Defining Issues | December 2022

 

Insight

SEC adopts amendments to insider trading plans rule

Final rules strengthen investor protections and enhance disclosures of insider trading policies and arrangements.

The final rules enhance disclosure requirements and investor protections that provide an affirmative defense to insider trading for directors, officers and others with access to material nonpublic information. 

Applicability

  • Public companies and directors, officers, and other employees of public companies who purchase, sell or are granted shares or share-based awards of the issuer, including trading arrangements covered under Rule 10b5-1

Relevant dates

  • December 14, 2022 – Final rules adopted
  • Effective date is 60 days after publication in the Federal Register.

 

Requirement

Applicability

Compliance required

Amendments to Forms 4 and 5 for beneficial ownership reports

Officers, directors or beneficial owners of more than 10% of a registrant’s shares

Apr 1, 2023

New disclosure and tagging requirements

Registrants other than smaller reporting companies

The first filing that covers the first full fiscal period that begins on or after Apr 1, 2023

New disclosure and tagging requirements

Smaller reporting companies

The first filing that covers the first full fiscal period that begins on or after Oct 1, 2023


Key impacts

The SEC has issued a Fact Sheet summarizing the key provision of the final rules.

The rule amendments were developed to provide additional investor protections related to corporate insider trading policies and activities, and to require additional disclosures of registrants regarding certain equity transactions with their directors and officers.

Amendments to affirmative defense to insider trading liability - Rule 10b5-1(c)(1)

The amendments are intended to protect investors by limiting the ability for corporate directors and officers to profit from transacting on material nonpublic information.

They added conditions to be satisfied for a trading arrangement to be eligible for the affirmative defense in Rule 10b5-1(c)(1), including:

  • A ‘cooling-off’ period before trading can commence for corporate directors and officers of the later of:
    • 90 days after the adoption or modification of a trading arrangement; or
    • 2 business days after the disclosure of the issuer’s quarterly financial results (but no longer than 120 days after adoption or modification).
  • A ‘cooling-off’ period for individuals other than directors and officers of 30 days after the adoption or modification of a trading arrangement before trading can commence.
  • Requiring a corporate officer or director to certify at the time of entering into or modifying a trading arrangement that:
    • they are not aware of material nonpublic information; and
    • they are adopting the plan in good faith.
  • Eliminating the affirmative defense for multiple overlapping trading arrangements.
  • Limiting single-trade plans to a maximum of one trade in a consecutive 12-month period.
  • Broadening the provision requiring trading plans to be entered into and acted upon in good faith.

Addition of insider trading arrangement disclosures

The amendments add disclosure requirements in periodic filings (e.g.
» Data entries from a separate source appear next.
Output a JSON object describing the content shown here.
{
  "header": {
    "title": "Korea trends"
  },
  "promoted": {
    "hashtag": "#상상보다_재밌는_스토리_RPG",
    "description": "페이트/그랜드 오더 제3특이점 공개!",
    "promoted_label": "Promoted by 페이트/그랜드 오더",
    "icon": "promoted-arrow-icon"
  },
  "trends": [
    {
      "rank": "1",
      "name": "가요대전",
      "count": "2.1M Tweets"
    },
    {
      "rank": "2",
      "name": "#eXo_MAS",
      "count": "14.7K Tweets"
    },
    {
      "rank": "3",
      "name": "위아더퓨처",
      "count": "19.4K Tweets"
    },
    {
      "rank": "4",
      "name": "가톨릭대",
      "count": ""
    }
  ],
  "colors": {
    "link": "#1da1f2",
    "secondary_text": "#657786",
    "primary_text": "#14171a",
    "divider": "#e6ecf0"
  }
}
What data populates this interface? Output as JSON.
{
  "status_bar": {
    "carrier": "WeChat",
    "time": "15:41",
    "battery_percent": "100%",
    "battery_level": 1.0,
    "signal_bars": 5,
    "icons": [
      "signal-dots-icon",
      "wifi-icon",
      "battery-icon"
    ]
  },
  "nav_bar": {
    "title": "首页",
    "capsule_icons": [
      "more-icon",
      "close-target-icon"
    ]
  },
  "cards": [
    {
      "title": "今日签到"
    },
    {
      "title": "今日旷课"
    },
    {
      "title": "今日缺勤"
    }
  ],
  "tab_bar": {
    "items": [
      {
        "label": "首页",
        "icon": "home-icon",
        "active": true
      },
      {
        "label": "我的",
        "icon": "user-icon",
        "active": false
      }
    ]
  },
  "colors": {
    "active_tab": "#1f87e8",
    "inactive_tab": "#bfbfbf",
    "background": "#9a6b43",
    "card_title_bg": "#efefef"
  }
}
Forms 10-Q, 10-K and 20-F) related to certain trading arrangements. These disclosures would be subject to certification of the principal executive officer and principal financial officer under Section 302 of the Sarbanes-Oxley Act.

Under the final rules, a registrant is required to disclose:

  • Whether, during the last quarter, the registrant or any of its officers or directors adopted or terminated any contract, instruction or written plan to purchase or sell securities of the registrant. This is regardless of whether the arrangement was intended to satisfy the affirmative defense conditions of Rule 10b5-1(c), and identify material terms of the arrangement including:
    • date of adoption;
    • duration of the arrangement; and
    • the aggregate number of securities to be sold or purchased under the arrangement.
  • Whether the registrant has adopted insider trading policies and procedures governing purchase, sale or other disposition of the registrant’s securities to promote compliance with applicable insider trading laws and regulations and, if not, explain why such policies and procedures have not been adopted.

Registrants will be required to tag the additional disclosures using Inline XBRL.

Disclosure of stock option grants issued in close proximity to the release of material nonpublic information

The final rules require registrants that have issued stock options to named executive officers or directors in the 4 business days before through one day after the release* of material nonpublic information to disclose specific information regarding those awards. This includes the percentage change in the market price of the underlying securities in the trading day immediately before and after disclosure of the material nonpublic information.

*This includes the filing of a periodic report on Form 10-Q or Form 10-K as well as the filing of a Form 8-K that discloses material nonpublic information (Including earnings information).

In addition, registrants are required to disclose:

  • policies and procedures related to the timing of option grants in the presence of material nonpublic information; and 
  • a discussion of how the board of directors or compensation committee takes into account material nonpublic information when structuring and issuing such awards.

Reporting of gifts on Form 4

The amendments also require officers, directors or beneficial owners of more than 10% of a registrant’s shares making a gift of a registrant’s equity securities to report the disposition by gift on Form 4 within 2 business days of the disposition.